I live on the marsh. What did you want to know about the area?


----------



## Juniper Jack (9 June 2015)

selinas spirit said:



			I read them many years ago. Would love to read them again but they are,quite expensive on eBay.
		
Click to expand...

There is a UK company, Girls Gone By, that I think is reissuing the books in their original formats.  I think they have a website.  The books might not be as pricey there as on ebay.

spike123,
I would like to know what the marsh is like now.  Is it a wildlife/bird sanctuary?  Is it still open for walking, and can you still swim from the beach the way the characters did in the book?  
Is Rye Harbour a good village for walking to explore? 
Thanks!


----------



## spike123 (10 June 2015)

will do my best to answer but I haven't read the books so not familiar with all the questions as such. It is still a wildlife/bird sanctuary. We get all sorts here that are not found in many places and are often swamped with bird watchers across the marsh hoping for rare sightings of birds. I'm not sure what you mean about swim from the beach the way the characters did in the book but you can still swim on all the beaches and Littlestone beach is often found with horse riders swimming their horses in the sea. 
Rye Harbour is quite remote apart from a few industrial units on the way to the beach. The harbour area itself is a popular walking spot and you can explore the huge martello type tower in the middle and walk all the way out to the sea edge along a track which is about a mile long. It's popular with dog walkers and wild life watchers alike. If you look on Monica Edwards facebook page there are alot of photos of how it is now.


----------



## Juniper Jack (22 June 2015)

Thanks, spike123!

It sounds like a lovely area. 

In the books the characters would walk or ride down to the beach, either from a farm on Romney Marsh (near Camber Castle) or from Rye Harbour.  They would swim, or swim their ponies.
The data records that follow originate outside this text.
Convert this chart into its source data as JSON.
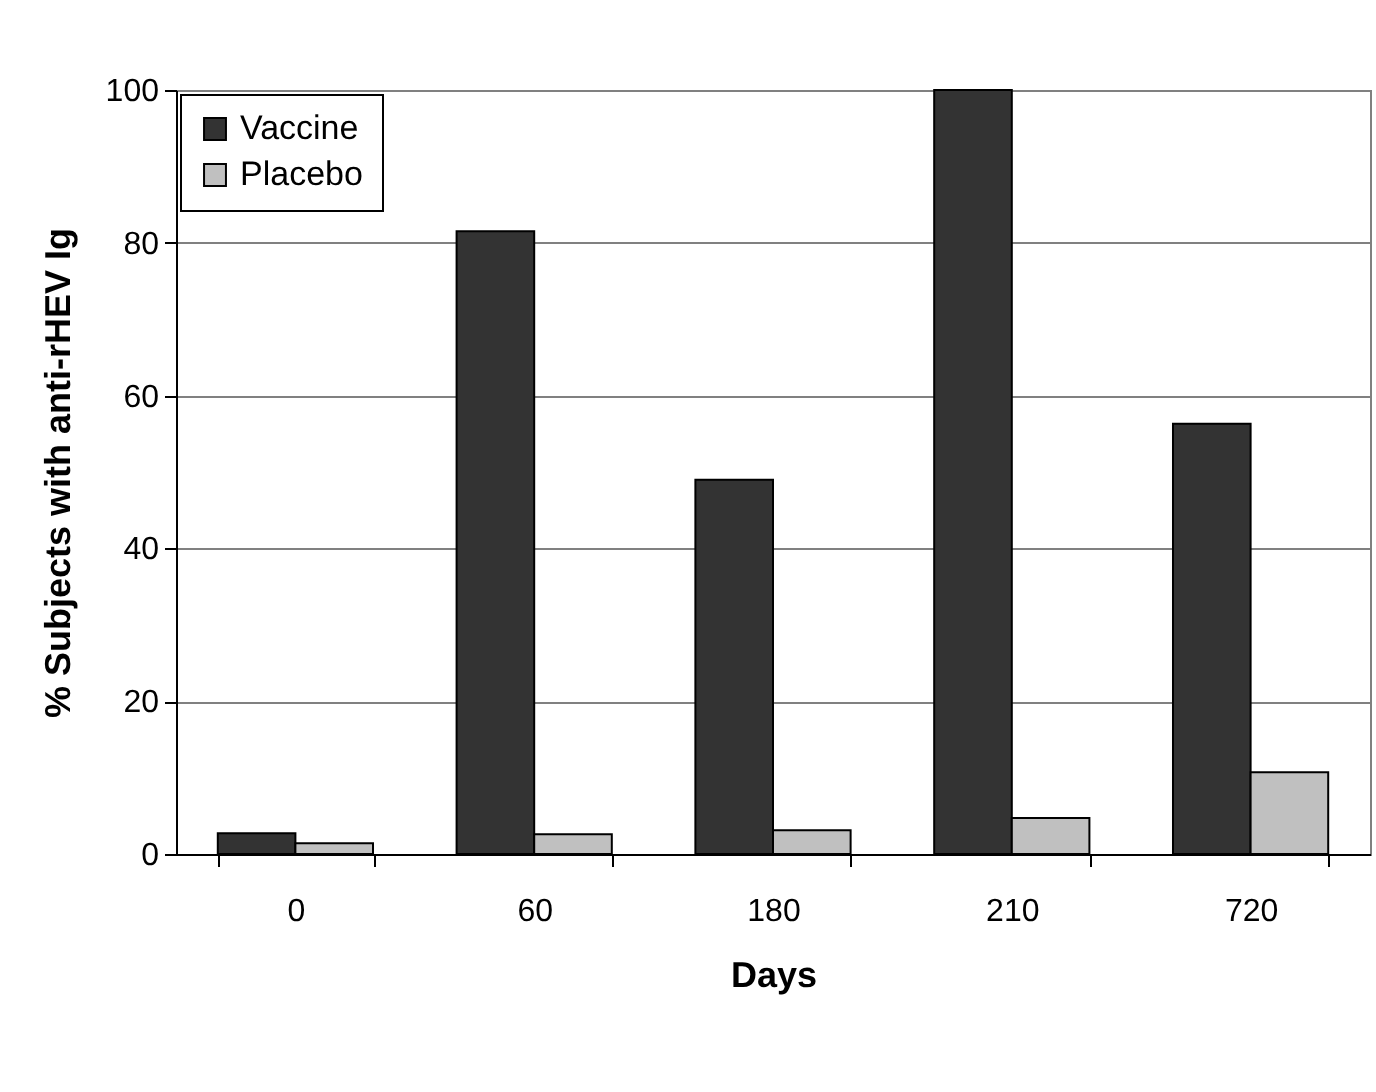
{
  "chart_data": {
    "type": "bar",
    "xlabel": "Days",
    "ylabel": "% Subjects with anti-rHEV Ig",
    "categories": [
      "0",
      "60",
      "180",
      "210",
      "720"
    ],
    "series": [
      {
        "name": "Vaccine",
        "color": "#333333",
        "values": [
          2.7,
          81.5,
          49,
          100,
          56.3
        ]
      },
      {
        "name": "Placebo",
        "color": "#c0c0c0",
        "values": [
          1.4,
          2.6,
          3.1,
          4.7,
          10.7
        ]
      }
    ],
    "ylim": [
      0,
      100
    ],
    "yticks": [
      0,
      20,
      40,
      60,
      80,
      100
    ],
    "grid": "y",
    "legend": "top left"
  }
}
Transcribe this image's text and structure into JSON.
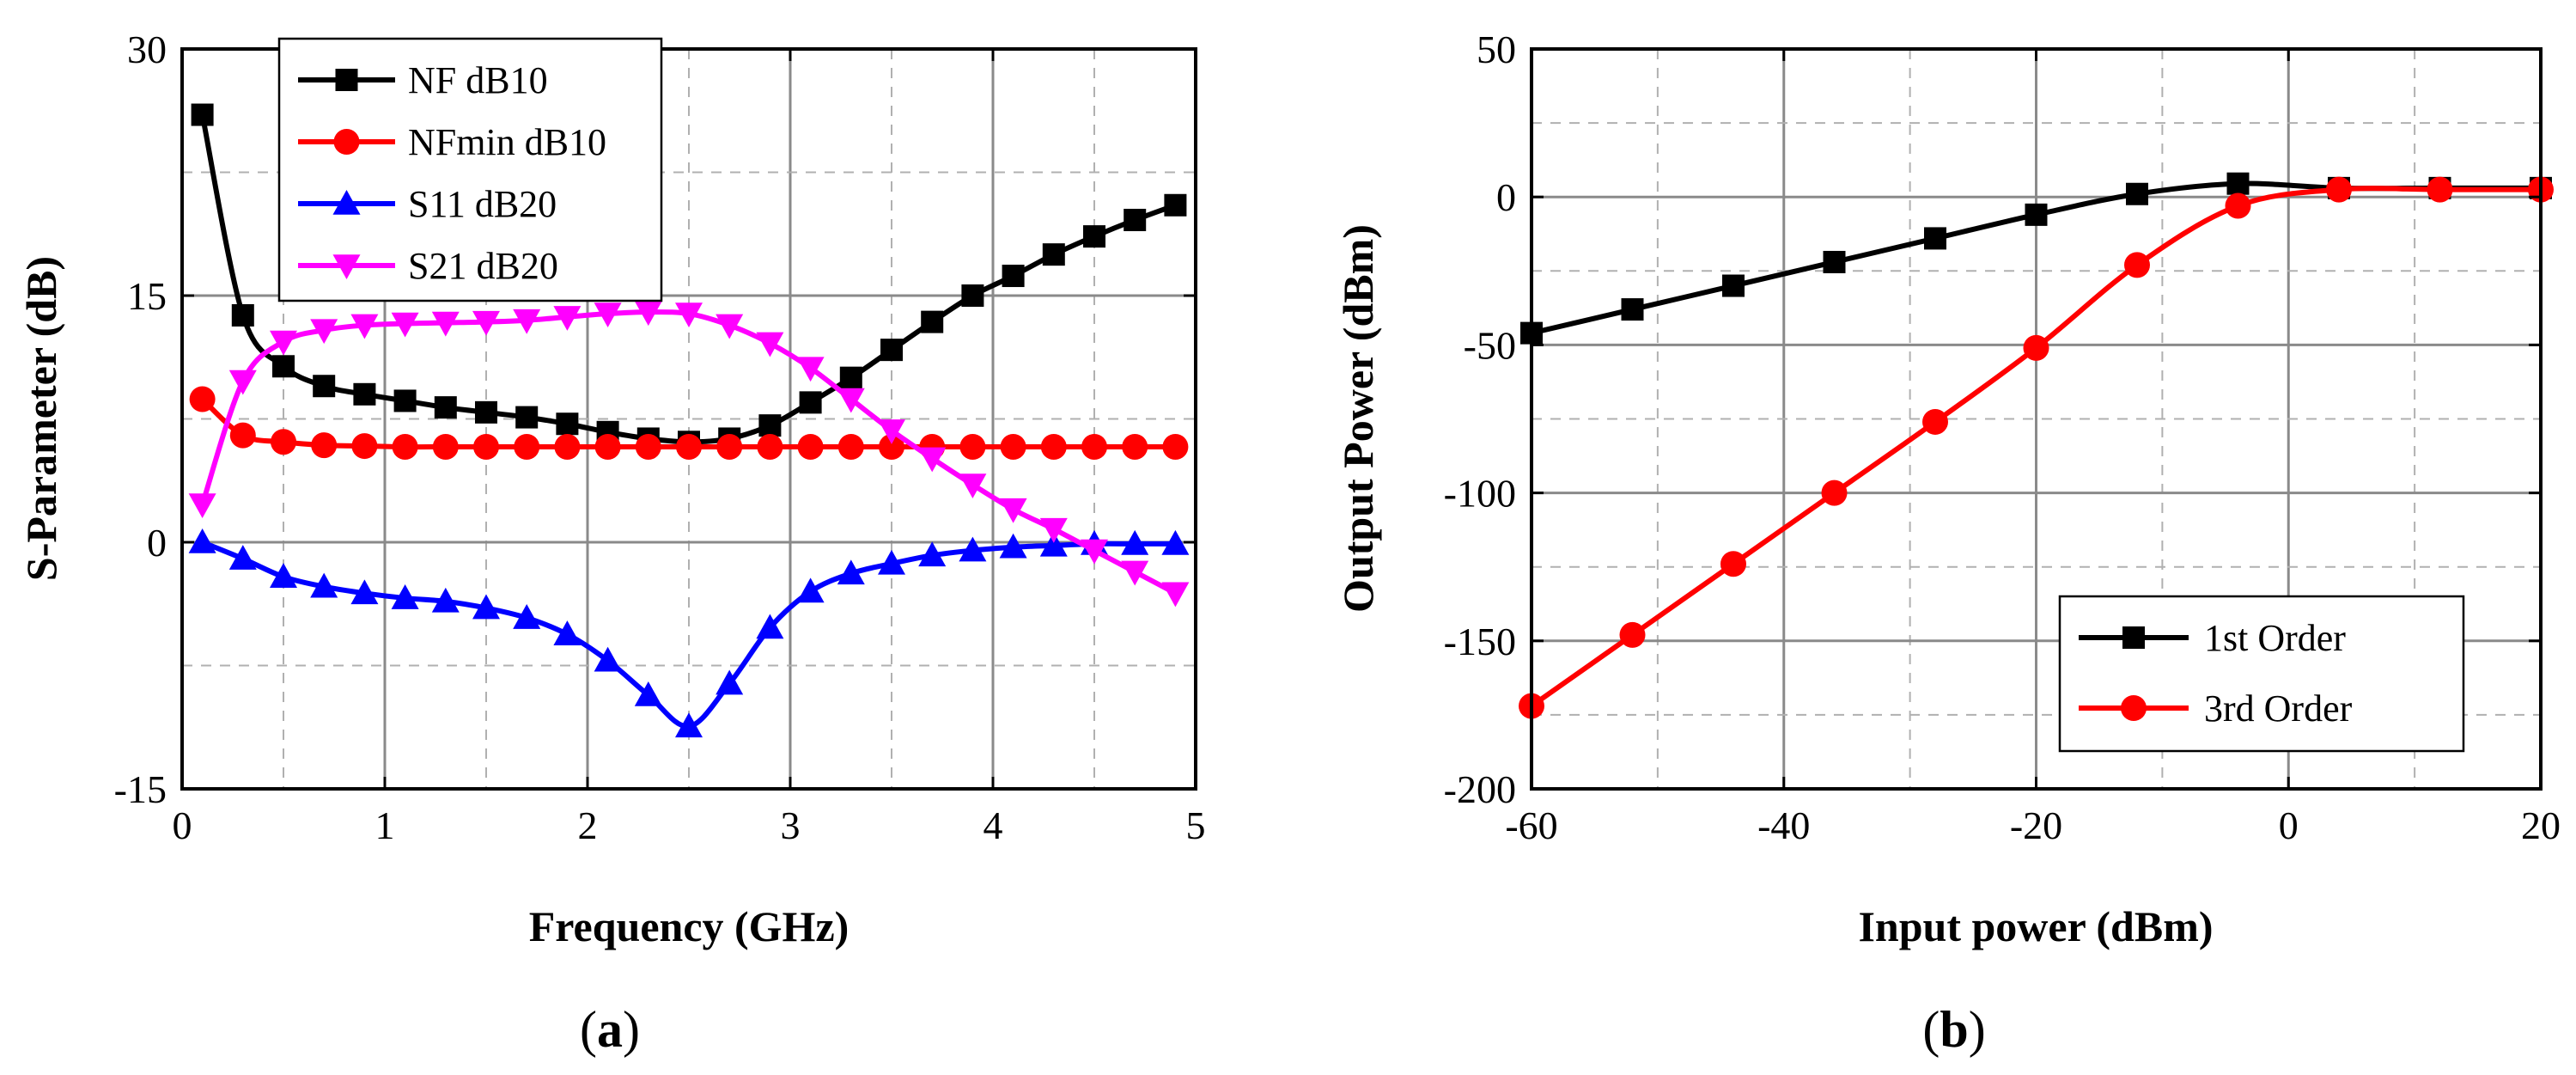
{
  "chart_data": [
    {
      "panel_label": "a",
      "type": "line",
      "title": "",
      "xlabel": "Frequency (GHz)",
      "ylabel": "S-Parameter (dB)",
      "xlim": [
        0,
        5
      ],
      "ylim": [
        -15,
        30
      ],
      "xticks": [
        0,
        1,
        2,
        3,
        4,
        5
      ],
      "xtick_labels": [
        "0",
        "1",
        "2",
        "3",
        "4",
        "5"
      ],
      "yticks": [
        -15,
        0,
        15,
        30
      ],
      "ytick_labels": [
        "-15",
        "0",
        "15",
        "30"
      ],
      "minor_x_step": 0.5,
      "minor_y_step": 7.5,
      "grid": true,
      "legend_position": "top-left",
      "series": [
        {
          "name": "NF dB10",
          "color": "#000000",
          "marker": "square",
          "x": [
            0.1,
            0.3,
            0.5,
            0.7,
            0.9,
            1.1,
            1.3,
            1.5,
            1.7,
            1.9,
            2.1,
            2.3,
            2.5,
            2.7,
            2.9,
            3.1,
            3.3,
            3.5,
            3.7,
            3.9,
            4.1,
            4.3,
            4.5,
            4.7,
            4.9
          ],
          "values": [
            26.0,
            13.8,
            10.7,
            9.5,
            9.0,
            8.6,
            8.2,
            7.9,
            7.6,
            7.2,
            6.7,
            6.3,
            6.1,
            6.3,
            7.1,
            8.5,
            10.0,
            11.7,
            13.4,
            15.0,
            16.2,
            17.5,
            18.6,
            19.6,
            20.5
          ]
        },
        {
          "name": "NFmin dB10",
          "color": "#ff0000",
          "marker": "circle",
          "x": [
            0.1,
            0.3,
            0.5,
            0.7,
            0.9,
            1.1,
            1.3,
            1.5,
            1.7,
            1.9,
            2.1,
            2.3,
            2.5,
            2.7,
            2.9,
            3.1,
            3.3,
            3.5,
            3.7,
            3.9,
            4.1,
            4.3,
            4.5,
            4.7,
            4.9
          ],
          "values": [
            8.7,
            6.5,
            6.1,
            5.9,
            5.85,
            5.8,
            5.8,
            5.8,
            5.8,
            5.8,
            5.8,
            5.8,
            5.8,
            5.8,
            5.8,
            5.8,
            5.8,
            5.8,
            5.8,
            5.8,
            5.8,
            5.8,
            5.8,
            5.8,
            5.8
          ]
        },
        {
          "name": "S11 dB20",
          "color": "#0000ff",
          "marker": "triangle-up",
          "x": [
            0.1,
            0.3,
            0.5,
            0.7,
            0.9,
            1.1,
            1.3,
            1.5,
            1.7,
            1.9,
            2.1,
            2.3,
            2.5,
            2.7,
            2.9,
            3.1,
            3.3,
            3.5,
            3.7,
            3.9,
            4.1,
            4.3,
            4.5,
            4.7,
            4.9
          ],
          "values": [
            0.0,
            -1.0,
            -2.1,
            -2.7,
            -3.1,
            -3.4,
            -3.6,
            -4.0,
            -4.6,
            -5.6,
            -7.2,
            -9.3,
            -11.2,
            -8.6,
            -5.2,
            -3.0,
            -1.9,
            -1.3,
            -0.8,
            -0.5,
            -0.3,
            -0.2,
            -0.1,
            -0.1,
            -0.1
          ]
        },
        {
          "name": "S21 dB20",
          "color": "#ff00ff",
          "marker": "triangle-down",
          "x": [
            0.1,
            0.3,
            0.5,
            0.7,
            0.9,
            1.1,
            1.3,
            1.5,
            1.7,
            1.9,
            2.1,
            2.3,
            2.5,
            2.7,
            2.9,
            3.1,
            3.3,
            3.5,
            3.7,
            3.9,
            4.1,
            4.3,
            4.5,
            4.7,
            4.9
          ],
          "values": [
            2.3,
            9.8,
            12.2,
            12.9,
            13.2,
            13.3,
            13.35,
            13.4,
            13.5,
            13.7,
            13.9,
            14.0,
            13.9,
            13.2,
            12.1,
            10.6,
            8.7,
            6.8,
            5.1,
            3.5,
            2.0,
            0.8,
            -0.5,
            -1.8,
            -3.1
          ]
        }
      ]
    },
    {
      "panel_label": "b",
      "type": "line",
      "title": "",
      "xlabel": "Input power (dBm)",
      "ylabel": "Output Power (dBm)",
      "xlim": [
        -60,
        20
      ],
      "ylim": [
        -200,
        50
      ],
      "xticks": [
        -60,
        -40,
        -20,
        0,
        20
      ],
      "xtick_labels": [
        "-60",
        "-40",
        "-20",
        "0",
        "20"
      ],
      "yticks": [
        -200,
        -150,
        -100,
        -50,
        0,
        50
      ],
      "ytick_labels": [
        "-200",
        "-150",
        "-100",
        "-50",
        "0",
        "50"
      ],
      "minor_x_step": 10,
      "minor_y_step": 25,
      "grid": true,
      "legend_position": "bottom-right",
      "series": [
        {
          "name": "1st Order",
          "color": "#000000",
          "marker": "square",
          "x": [
            -60,
            -52,
            -44,
            -36,
            -28,
            -20,
            -12,
            -4,
            4,
            12,
            20
          ],
          "values": [
            -46,
            -38,
            -30,
            -22,
            -14,
            -6,
            1,
            4.5,
            3,
            3,
            3
          ]
        },
        {
          "name": "3rd Order",
          "color": "#ff0000",
          "marker": "circle",
          "x": [
            -60,
            -52,
            -44,
            -36,
            -28,
            -20,
            -12,
            -4,
            4,
            12,
            20
          ],
          "values": [
            -172,
            -148,
            -124,
            -100,
            -76,
            -51,
            -23,
            -3,
            2.5,
            2.5,
            2.5
          ]
        }
      ]
    }
  ]
}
Very interesting what you said about the marsh being swamped with birdwatchers.  In one of the books, "Strangers to the Marsh," a pair of hoopoes nest in the wall of the castle and raise one chick.  Even when the marsh is swamped with other strangers wanting to see the birds, the pair continue to feed their chick.

I have wanted to visit that part of Sussex ever since I first read the third book in the series, "The Midnight Horse," more than half a century ago!


----------



## TGM (22 June 2015)

Rye is definitely worth a visit, regardless of whether you have read the books or not.  It is a beautiful town, with lots of meandering cobbled lanes and historical buildings, plus lots of great places to eat and stay.


----------



## Skib (22 June 2015)

You will find some info on the Monica Edwards web page. Click on the link for places and you will find some pictures and information there.

http://www.monicaedwards.co.uk/

At one point there were some organised walks as well - There may be a link to another site for the Monica Edwards Appreciation Society. I dont know if it is still active. Some children's authors have an active Society to commemorate them. I belong to one such group. Others come and go, or transfer to Facebook.
There was also on google an active discussion list which was devoted to girls' stories  girlsown@googlegroups.com where you might well get some info. 

I too loved the early books and we went for a walk in the area. But I did wish that I had had more detailed information like that on the web page. I hope this is helpful.


----------



## Juniper Jack (22 June 2015)

Thank you for the link, Skib.  That is an interesting website!


----------